それを見てようやく、この建物が牢獄なのだとわかった。
そして一番奥の牢まで連れて来られると、2人の男の1人が目だけで入るように威圧する。
その通りにするのが癪でそのまま立っていたら、2人は左右からヒルマの腕を掴んだ。

乱暴だな、おい。
ヒルマは文句を言ったが、男たちは聞く耳を持たないようだ。
彼らは荒々しくヒルマを牢内に突き飛ばすと、さっさと木の格子戸を閉めてしまった。
そして鍵をかけると、とっとと立ち去っていく。
結局最後まで、彼らは一言も声を発さなかった。

ヒルマはどうやらしばらく暮らすことになりそうな独房を観察した。
小さな机と椅子が1客。
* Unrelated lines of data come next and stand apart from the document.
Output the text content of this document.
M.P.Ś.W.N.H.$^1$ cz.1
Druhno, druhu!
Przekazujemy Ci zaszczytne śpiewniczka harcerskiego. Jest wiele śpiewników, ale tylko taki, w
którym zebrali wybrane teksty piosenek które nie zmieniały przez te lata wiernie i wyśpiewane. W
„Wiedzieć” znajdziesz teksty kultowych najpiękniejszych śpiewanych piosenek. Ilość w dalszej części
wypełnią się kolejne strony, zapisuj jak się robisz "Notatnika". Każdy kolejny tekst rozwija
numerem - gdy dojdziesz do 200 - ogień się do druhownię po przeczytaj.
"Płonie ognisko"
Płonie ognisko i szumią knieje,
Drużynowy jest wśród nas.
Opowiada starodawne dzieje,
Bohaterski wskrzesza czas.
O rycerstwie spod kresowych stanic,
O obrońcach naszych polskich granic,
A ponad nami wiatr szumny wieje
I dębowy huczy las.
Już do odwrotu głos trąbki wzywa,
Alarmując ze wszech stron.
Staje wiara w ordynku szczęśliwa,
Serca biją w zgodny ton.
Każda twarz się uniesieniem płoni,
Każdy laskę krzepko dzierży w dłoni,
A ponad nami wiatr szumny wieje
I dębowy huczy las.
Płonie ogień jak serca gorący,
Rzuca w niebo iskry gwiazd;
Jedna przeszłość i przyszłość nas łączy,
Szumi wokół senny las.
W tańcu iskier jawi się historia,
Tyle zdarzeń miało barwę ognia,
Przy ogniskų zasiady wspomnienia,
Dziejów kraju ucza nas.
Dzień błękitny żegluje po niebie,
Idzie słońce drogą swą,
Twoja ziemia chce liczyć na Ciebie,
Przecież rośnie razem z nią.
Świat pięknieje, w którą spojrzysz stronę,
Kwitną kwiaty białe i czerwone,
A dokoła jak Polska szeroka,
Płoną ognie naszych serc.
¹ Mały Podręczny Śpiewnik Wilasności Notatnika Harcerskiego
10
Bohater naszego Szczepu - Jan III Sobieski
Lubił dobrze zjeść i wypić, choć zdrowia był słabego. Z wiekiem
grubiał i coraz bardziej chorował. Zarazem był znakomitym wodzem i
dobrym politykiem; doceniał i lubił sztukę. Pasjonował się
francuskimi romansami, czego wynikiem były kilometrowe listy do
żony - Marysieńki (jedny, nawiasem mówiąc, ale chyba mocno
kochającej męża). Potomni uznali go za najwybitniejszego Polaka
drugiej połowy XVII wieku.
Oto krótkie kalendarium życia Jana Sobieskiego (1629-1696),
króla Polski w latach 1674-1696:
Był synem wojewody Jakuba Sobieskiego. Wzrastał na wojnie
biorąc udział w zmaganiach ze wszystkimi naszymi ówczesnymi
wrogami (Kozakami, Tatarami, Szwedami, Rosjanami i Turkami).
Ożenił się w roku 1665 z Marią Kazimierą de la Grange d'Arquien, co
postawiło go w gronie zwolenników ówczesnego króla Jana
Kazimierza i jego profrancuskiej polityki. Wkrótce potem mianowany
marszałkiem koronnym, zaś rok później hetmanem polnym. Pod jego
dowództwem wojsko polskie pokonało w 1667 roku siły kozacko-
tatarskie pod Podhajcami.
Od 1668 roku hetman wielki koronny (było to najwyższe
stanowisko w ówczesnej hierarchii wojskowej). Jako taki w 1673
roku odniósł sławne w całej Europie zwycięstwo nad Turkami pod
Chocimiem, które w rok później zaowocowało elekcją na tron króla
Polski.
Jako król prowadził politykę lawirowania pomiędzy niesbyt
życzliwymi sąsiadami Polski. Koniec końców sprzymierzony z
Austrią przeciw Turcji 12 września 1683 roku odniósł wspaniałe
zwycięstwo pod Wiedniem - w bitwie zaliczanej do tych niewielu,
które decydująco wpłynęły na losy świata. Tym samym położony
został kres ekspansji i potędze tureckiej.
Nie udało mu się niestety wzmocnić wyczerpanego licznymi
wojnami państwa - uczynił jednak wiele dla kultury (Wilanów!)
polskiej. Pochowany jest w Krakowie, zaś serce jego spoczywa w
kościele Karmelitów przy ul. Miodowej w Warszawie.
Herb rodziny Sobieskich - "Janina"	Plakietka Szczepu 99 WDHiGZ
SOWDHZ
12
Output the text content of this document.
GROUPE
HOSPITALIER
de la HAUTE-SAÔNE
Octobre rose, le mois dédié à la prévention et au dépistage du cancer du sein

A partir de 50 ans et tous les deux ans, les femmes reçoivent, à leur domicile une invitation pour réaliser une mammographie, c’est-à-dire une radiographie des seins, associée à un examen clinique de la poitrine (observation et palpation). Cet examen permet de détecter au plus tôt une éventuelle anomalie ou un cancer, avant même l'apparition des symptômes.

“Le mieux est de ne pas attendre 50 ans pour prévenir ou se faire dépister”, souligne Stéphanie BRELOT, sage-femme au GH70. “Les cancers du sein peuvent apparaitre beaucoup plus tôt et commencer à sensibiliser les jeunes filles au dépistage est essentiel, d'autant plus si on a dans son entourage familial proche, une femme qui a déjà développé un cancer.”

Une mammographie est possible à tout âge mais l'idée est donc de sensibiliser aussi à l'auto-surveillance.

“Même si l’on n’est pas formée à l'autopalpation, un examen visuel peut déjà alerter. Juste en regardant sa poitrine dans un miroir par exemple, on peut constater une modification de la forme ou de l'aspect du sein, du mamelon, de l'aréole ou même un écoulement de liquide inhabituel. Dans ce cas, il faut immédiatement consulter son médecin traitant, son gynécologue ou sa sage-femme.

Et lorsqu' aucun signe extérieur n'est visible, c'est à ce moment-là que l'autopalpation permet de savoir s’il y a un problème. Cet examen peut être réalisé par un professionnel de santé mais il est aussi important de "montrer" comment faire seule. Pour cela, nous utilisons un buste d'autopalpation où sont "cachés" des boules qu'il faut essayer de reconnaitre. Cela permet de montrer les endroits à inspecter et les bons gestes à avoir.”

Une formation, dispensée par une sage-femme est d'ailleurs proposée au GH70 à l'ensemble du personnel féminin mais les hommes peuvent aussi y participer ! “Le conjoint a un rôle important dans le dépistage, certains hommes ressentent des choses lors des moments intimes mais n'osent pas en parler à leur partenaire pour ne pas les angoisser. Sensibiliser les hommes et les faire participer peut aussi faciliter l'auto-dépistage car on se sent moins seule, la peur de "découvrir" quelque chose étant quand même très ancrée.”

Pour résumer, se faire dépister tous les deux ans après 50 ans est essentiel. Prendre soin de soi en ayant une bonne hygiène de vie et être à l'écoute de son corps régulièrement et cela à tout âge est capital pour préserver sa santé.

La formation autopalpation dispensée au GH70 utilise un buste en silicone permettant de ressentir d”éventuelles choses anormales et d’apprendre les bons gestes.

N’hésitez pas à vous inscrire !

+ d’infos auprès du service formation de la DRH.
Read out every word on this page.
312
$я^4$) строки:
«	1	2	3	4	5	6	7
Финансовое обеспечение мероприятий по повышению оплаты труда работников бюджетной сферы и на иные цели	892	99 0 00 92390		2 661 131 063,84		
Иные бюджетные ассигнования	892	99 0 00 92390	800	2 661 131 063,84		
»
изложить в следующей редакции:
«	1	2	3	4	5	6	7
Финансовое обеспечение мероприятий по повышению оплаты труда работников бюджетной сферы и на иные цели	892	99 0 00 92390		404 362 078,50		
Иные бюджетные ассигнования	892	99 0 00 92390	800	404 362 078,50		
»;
寝具さえない。
それでもヒルマにとっては、まずまずの部屋だった。
家を持たず、この金の髪では宿でも気味悪がって泊めてくれない。
結果的に野宿が多いヒルマにとっては、雨風がしのげるだけでも充分なのだ。

だが長居するつもりはない。
廊下を歩きながら見てきたが、逃げられそうな場所はいくつもあったからだ。
ここ最近は特に野宿が多かったし、腹も減っている。
しばらくタダ飯を食らって、身体を休めたら、とっとと牢を破ってやろう。

あの、こんばんは。
少年のような声が聞こえて、ヒルマはそちらを見る。
木の格子の外には、小さな少年が立っていた。
ヒルマは「誰だ、お前?」と胡散臭そうに少年を睨む。

牢番のセナと申します。
こちらにいらっしゃる間のお世話をさせていただきます。
丁寧に頭を下げる少年に、ヒルマは「は?」と声を上げた。

こうして捕えられたのは初めてではない。
そのたびに牢番だっていたが、やつらはいつも横柄で、囚人相手に威張り散らしていた。
こんなに小さな少年だったのは初めてだ。
しかも「お世話させていただく」とか、妙に腰が低い。
ヒルマはもう1度、セナと名乗った牢番を見た。
そしてかわいらしい顔立ちをしていることに気付く。

これはしばらく長居をしてもいいかもしれない。
ヒルマは愛らしい牢番にジロジロと無遠慮な視線を送りながら、頬を緩めた。